Thursday, October 6, 2011


ESA has announced the selection of its next two science missions.  The Solar Orbiter, which will be a partnership with NASA, will study the sun from as close at 42 million kilometers from its surface.  (NASA's Solar Probe Plus, which is in the definition phase (Phase A), will approach the sun as close as 3.7 million kilometers.)  The Euclid mission will launch a space telescope to study dark energy and dark matter in the universe.  (BBC article)

To follow up on my previous post, the heads of NASA and ESA met to discuss the redefinition of their joint Mars program without success.  Unless NASA's budget problems can be resolved fairly quickly, this will leave NASA with no means to collect and cache samples for an eventual Mars sample return mission.  As I understand ESA's budget, this also leaves ESA without sufficient funds to fly it's ExoMars rover.  ESA apparently will seek new partners to share the financial burden and enable the mission (Russia has been mentioned).  (Aviation Week and Space Technology article)
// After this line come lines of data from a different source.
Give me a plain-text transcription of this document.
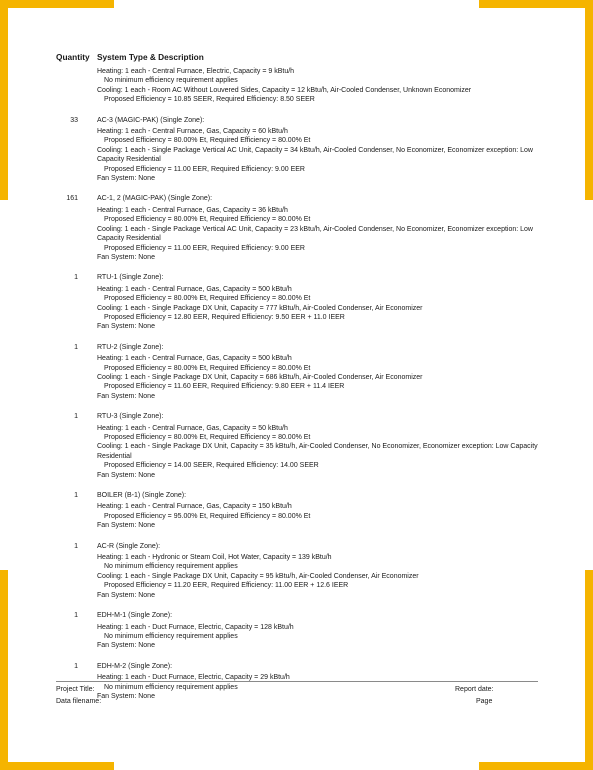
Quantity System Type & Description
Heating: 1 each - Central Furnace, Electric, Capacity = 9 kBtu/h
No minimum efficiency requirement applies
Cooling: 1 each - Room AC Without Louvered Sides, Capacity = 12 kBtu/h, Air-Cooled Condenser, Unknown Economizer
Proposed Efficiency = 10.85 SEER, Required Efficiency: 8.50 SEER
33	AC-3 (MAGIC-PAK) (Single Zone):
Heating: 1 each - Central Furnace, Gas, Capacity = 60 kBtu/h
Proposed Efficiency = 80.00% Et, Required Efficiency = 80.00% Et
Cooling: 1 each - Single Package Vertical AC Unit, Capacity = 34 kBtu/h, Air-Cooled Condenser, No Economizer, Economizer exception: Low Capacity Residential
Proposed Efficiency = 11.00 EER, Required Efficiency: 9.00 EER
Fan System: None
161	AC-1, 2 (MAGIC-PAK) (Single Zone):
Heating: 1 each - Central Furnace, Gas, Capacity = 36 kBtu/h
Proposed Efficiency = 80.00% Et, Required Efficiency = 80.00% Et
Cooling: 1 each - Single Package Vertical AC Unit, Capacity = 23 kBtu/h, Air-Cooled Condenser, No Economizer, Economizer exception: Low Capacity Residential
Proposed Efficiency = 11.00 EER, Required Efficiency: 9.00 EER
Fan System: None
1	RTU-1 (Single Zone):
Heating: 1 each - Central Furnace, Gas, Capacity = 500 kBtu/h
Proposed Efficiency = 80.00% Et, Required Efficiency = 80.00% Et
Cooling: 1 each - Single Package DX Unit, Capacity = 777 kBtu/h, Air-Cooled Condenser, Air Economizer
Proposed Efficiency = 12.80 EER, Required Efficiency: 9.50 EER + 11.0 IEER
Fan System: None
1	RTU-2 (Single Zone):
Heating: 1 each - Central Furnace, Gas, Capacity = 500 kBtu/h
Proposed Efficiency = 80.00% Et, Required Efficiency = 80.00% Et
Cooling: 1 each - Single Package DX Unit, Capacity = 686 kBtu/h, Air-Cooled Condenser, Air Economizer
Proposed Efficiency = 11.60 EER, Required Efficiency: 9.80 EER + 11.4 IEER
Fan System: None
1	RTU-3 (Single Zone):
Heating: 1 each - Central Furnace, Gas, Capacity = 50 kBtu/h
Proposed Efficiency = 80.00% Et, Required Efficiency = 80.00% Et
Cooling: 1 each - Single Package DX Unit, Capacity = 35 kBtu/h, Air-Cooled Condenser, No Economizer, Economizer exception: Low Capacity Residential
Proposed Efficiency = 14.00 SEER, Required Efficiency: 14.00 SEER
Fan System: None
1	BOILER (B-1) (Single Zone):
Heating: 1 each - Central Furnace, Gas, Capacity = 150 kBtu/h
Proposed Efficiency = 95.00% Et, Required Efficiency = 80.00% Et
Fan System: None
1	AC-R (Single Zone):
Heating: 1 each - Hydronic or Steam Coil, Hot Water, Capacity = 139 kBtu/h
No minimum efficiency requirement applies
Cooling: 1 each - Single Package DX Unit, Capacity = 95 kBtu/h, Air-Cooled Condenser, Air Economizer
Proposed Efficiency = 11.20 EER, Required Efficiency: 11.00 EER + 12.6 IEER
Fan System: None
1	EDH-M-1 (Single Zone):
Heating: 1 each - Duct Furnace, Electric, Capacity = 128 kBtu/h
No minimum efficiency requirement applies
Fan System: None
1	EDH-M-2 (Single Zone):
Heating: 1 each - Duct Furnace, Electric, Capacity = 29 kBtu/h
No minimum efficiency requirement applies
Fan System: None
Project Title:
Data filename:
Report date:
Page
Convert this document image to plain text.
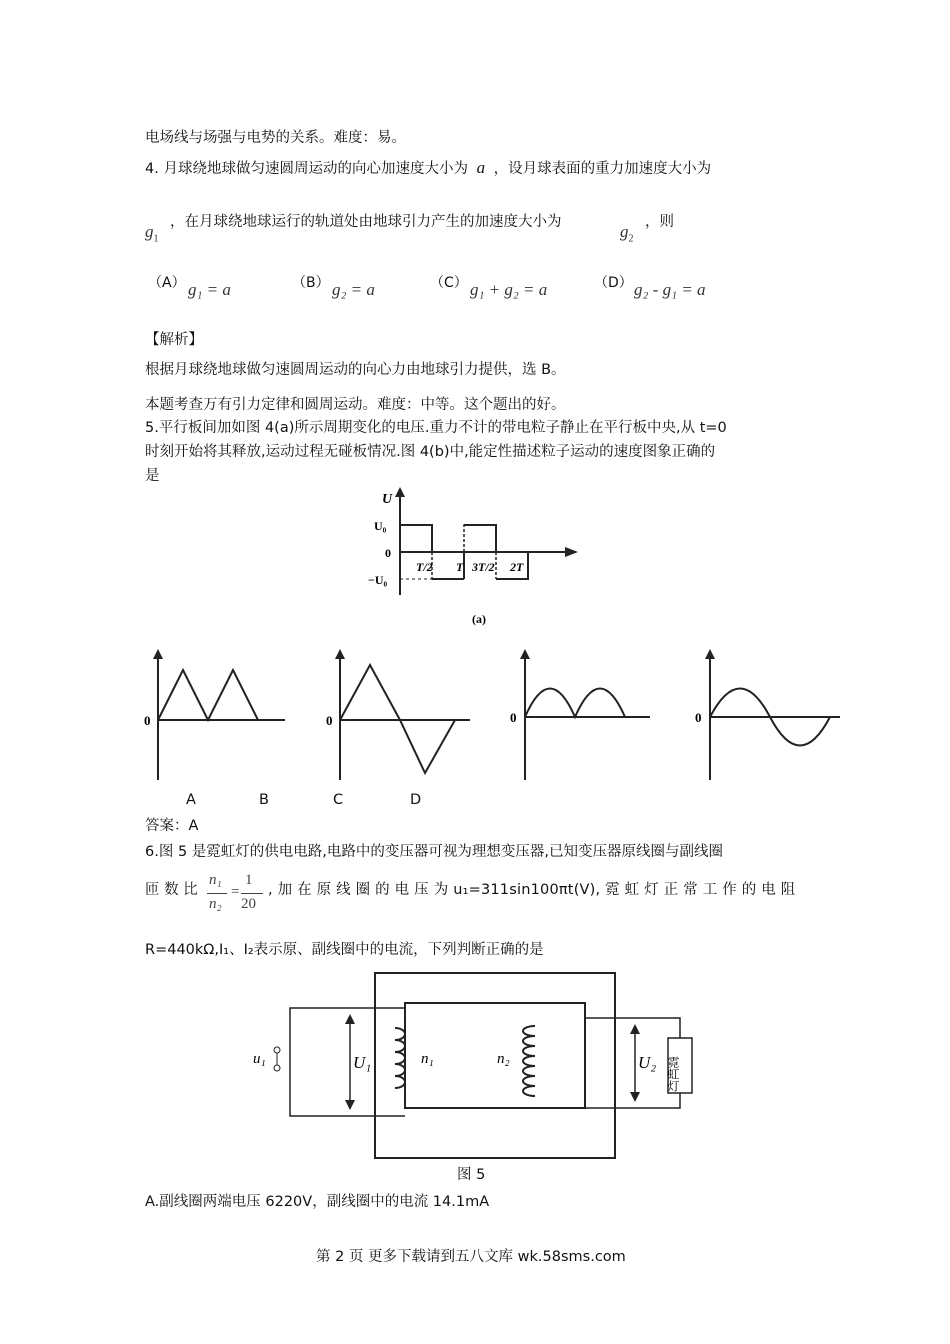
电场线与场强与电势的关系。难度：易。
4. 月球绕地球做匀速圆周运动的向心加速度大小为 a ，设月球表面的重力加速度大小为
$g_1$
，在月球绕地球运行的轨道处由地球引力产生的加速度大小为	$g_2$
，则
（A） g₁ = a	（B） g₂ = a	（C） g₁ + g₂ = a	（D） g₂ - g₁ = a
【解析】
根据月球绕地球做匀速圆周运动的向心力由地球引力提供，选 B。
本题考查万有引力定律和圆周运动。难度：中等。这个题出的好。
5.平行板间加如图 4(a)所示周期变化的电压.重力不计的带电粒子静止在平行板中央,从 t=0
时刻开始将其释放,运动过程无碰板情况.图 4(b)中,能定性描述粒子运动的速度图象正确的
是
U
U₀
0
−U₀
T/2 T 3T/2 2T
(a)
0	0	0	0
A	B	C	D
答案：A
6.图 5 是霓虹灯的供电电路,电路中的变压器可视为理想变压器,已知变压器原线圈与副线圈
匝 数 比
n₁
n₂
=
1
20
, 加 在 原 线 圈 的 电 压 为 u₁=311sin100πt(V), 霓 虹 灯 正 常 工 作 的 电 阻
R=440kΩ,I₁、I₂表示原、副线圈中的电流，下列判断正确的是
u₁	U₁	n₁	n₂	U₂ 霓虹灯
图 5
A.副线圈两端电压 6220V，副线圈中的电流 14.1mA
第 2 页 更多下载请到五八文库 wk.58sms.com
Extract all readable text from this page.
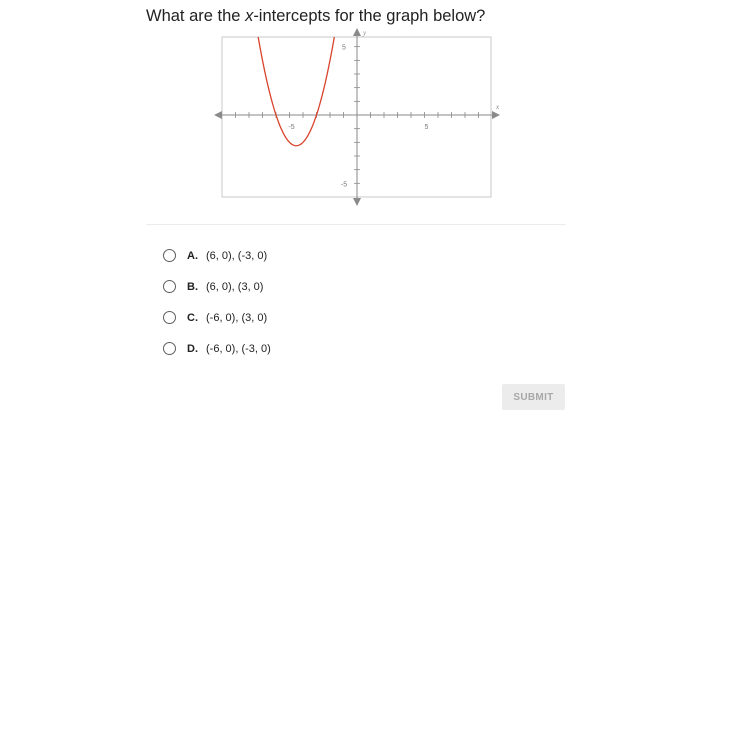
What are the x-intercepts for the graph below?
-5	5
5
-5
x
y
A. (6, 0), (-3, 0)
B. (6, 0), (3, 0)
C. (-6, 0), (3, 0)
D. (-6, 0), (-3, 0)
SUBMIT
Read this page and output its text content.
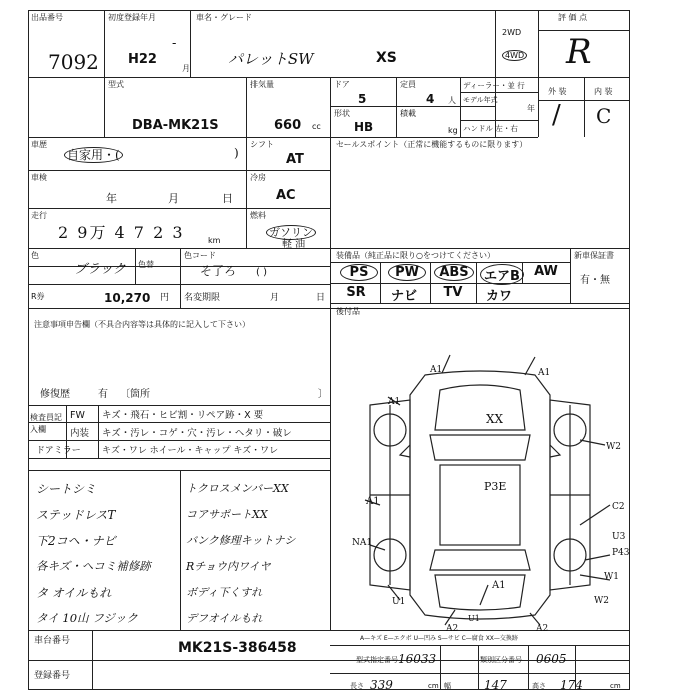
出品番号
7092
初度登録年月
H22
-
月
車名・グレード
パレットSW	XS
2WD
4WD
評 価 点
R
外 装	内 装
/ C
型式
DBA-MK21S
排気量
660 cc
ドア
5
定員
4 人
形状
HB
積載
kg
ディーラー・並 行
モデル年式
年
ハンドル 左・右
車歴
自家用・(	)
シフト
AT
セールスポイント（正常に機能するものに限ります）
車検
年	月	日
冷房
AC
走行
2 9万 4 7 2 3	km
燃料
ガソリン
軽 油
色
ブラック 色替
色コード
そ了ろ ( )
R券	10,270 円 名変期限	月	日
装備品（純正品に限り○をつけてください）	新車保証書
有・無
PS	PW	ABS	エアB	AW
SR	ナビ	TV	カワ
後付品
注意事項申告欄（不具合内容等は具体的に記入して下さい）
修復歴	有 〔箇所	〕
検査員記入欄
FW キズ・飛石・ヒビ割・リペア跡・X 要
内装 キズ・汚レ・コゲ・穴・汚レ・ヘタリ・破レ
ドアミラー キズ・ワレ ホイール・キャップ キズ・ワレ
シートシミ
ステッドレスT
下2コヘ・ナビ
各キズ・ヘコミ補修跡
タ オイルもれ
タイ 10山 フジック
トクロスメンバーXX
コアサポートXX
バンク修理キットナシ
Rチョウ内ワイヤ
ボディ下くすれ
デフオイルもれ
A1	A1
A1
W2
XX
P3E
A1	C2
NA1
U1
U3
P43
A1
W1
W2
A2	A2
U1
A—キズ E—エクボ U—凹み S—サビ C—腐食 XX—交換跡
車台番号	MK21S-386458
登録番号
型式指定番号 16033	類別区分番号 0605
長さ 339	cm 幅	147	高さ 174	cm
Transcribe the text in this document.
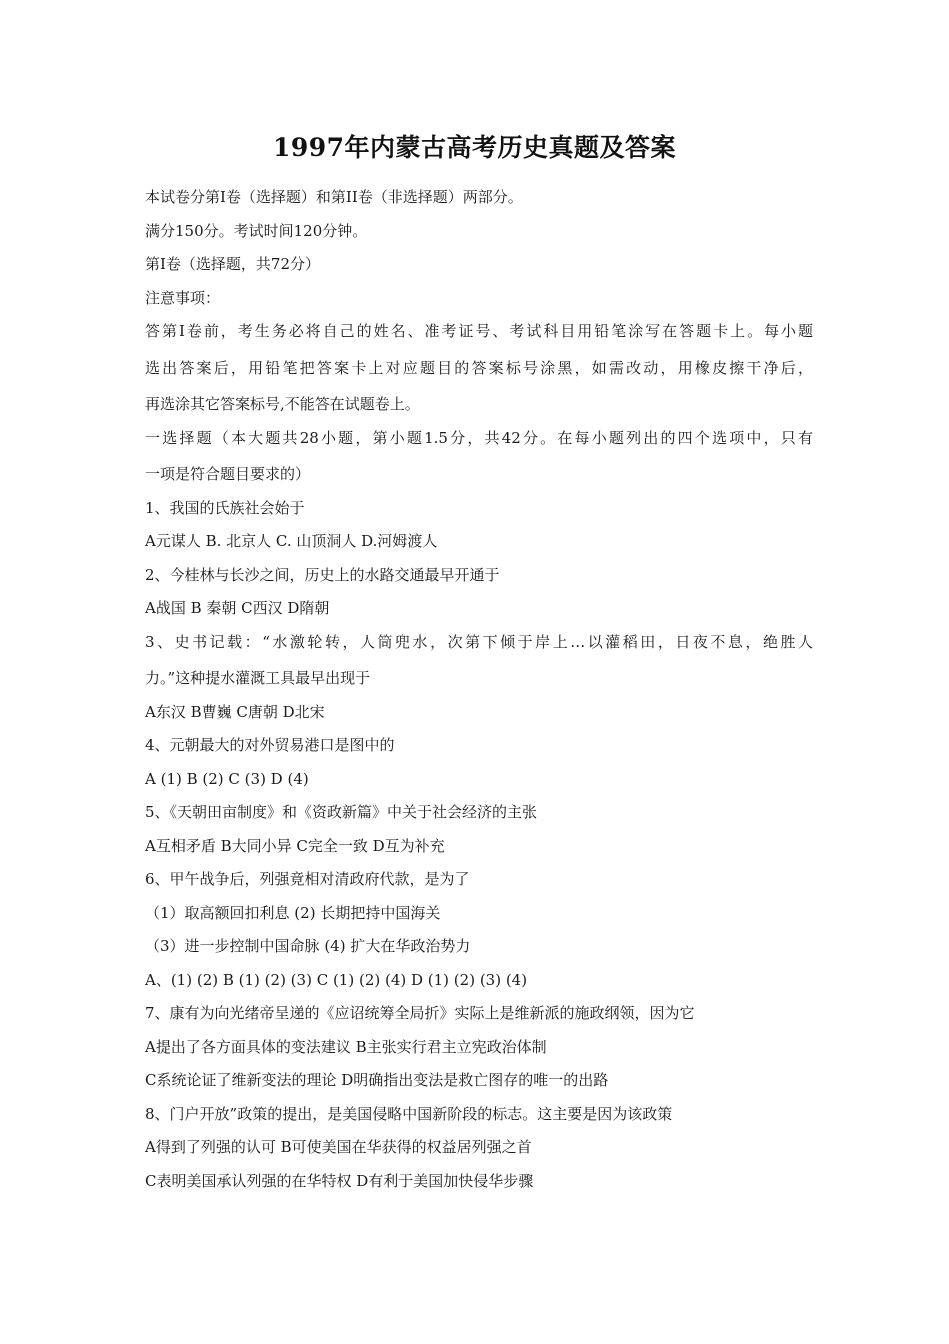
1997年内蒙古高考历史真题及答案
本试卷分第Ⅰ卷（选择题）和第II卷（非选择题）两部分。
满分150分。考试时间120分钟。
第Ⅰ卷（选择题，共72分）
注意事项：
答第Ⅰ卷前，考生务必将自己的姓名、准考证号、考试科目用铅笔涂写在答题卡上。每小题
选出答案后，用铅笔把答案卡上对应题目的答案标号涂黑，如需改动，用橡皮擦干净后，
再选涂其它答案标号,不能答在试题卷上。
一选择题（本大题共28小题，第小题1.5分，共42分。在每小题列出的四个选项中，只有
一项是符合题目要求的）
1、我国的氏族社会始于
A元谋人 B. 北京人 C. 山顶洞人 D.河姆渡人
2、今桂林与长沙之间，历史上的水路交通最早开通于
A战国 B 秦朝 C西汉 D隋朝
3、史书记载：“水激轮转，人筒兜水，次第下倾于岸上…以灌稻田，日夜不息，绝胜人
力。”这种提水灌溉工具最早出现于
A东汉 B曹巍 C唐朝 D北宋
4、元朝最大的对外贸易港口是图中的
A (1) B (2) C (3) D (4)
5、《天朝田亩制度》和《资政新篇》中关于社会经济的主张
A互相矛盾 B大同小异 C完全一致 D互为补充
6、甲午战争后，列强竟相对清政府代款，是为了
（1）取高额回扣利息 (2) 长期把持中国海关
（3）进一步控制中国命脉 (4) 扩大在华政治势力
A、(1) (2) B (1) (2) (3) C (1) (2) (4) D (1) (2) (3) (4)
7、康有为向光绪帝呈递的《应诏统筹全局折》实际上是维新派的施政纲领，因为它
A提出了各方面具体的变法建议 B主张实行君主立宪政治体制
C系统论证了维新变法的理论 D明确指出变法是救亡图存的唯一的出路
8、门户开放”政策的提出，是美国侵略中国新阶段的标志。这主要是因为该政策
A得到了列强的认可 B可使美国在华获得的权益居列强之首
C表明美国承认列强的在华特权 D有利于美国加快侵华步骤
To highlight NASA's budget problems, the agency apparently is considering ending the Cassini mission at Saturn without completing it's current mission planned to end in 2017.  This tidbit comes from the meeting announcement for the next Outer Planets Analysis Group (OPAG) meeting: "NASA has entered an era of strong fiscal constraints, and is struggling to maintain its commitments to missions in development and in flight. Community input will be vital in preserving robust Outer Planets Exploration. This OPAG meeting accordingly will focus on threats to the Cassini Solstice mission, implementation of the Planetary Science Decadal Survey, an update on European plans, and studies of potential missions to Europa." (

1 comment:

  1. Article from Lou Friedman, former head of the Planetary Society :

    The end of Europa Orbiter and SIM were just the beginning of the end.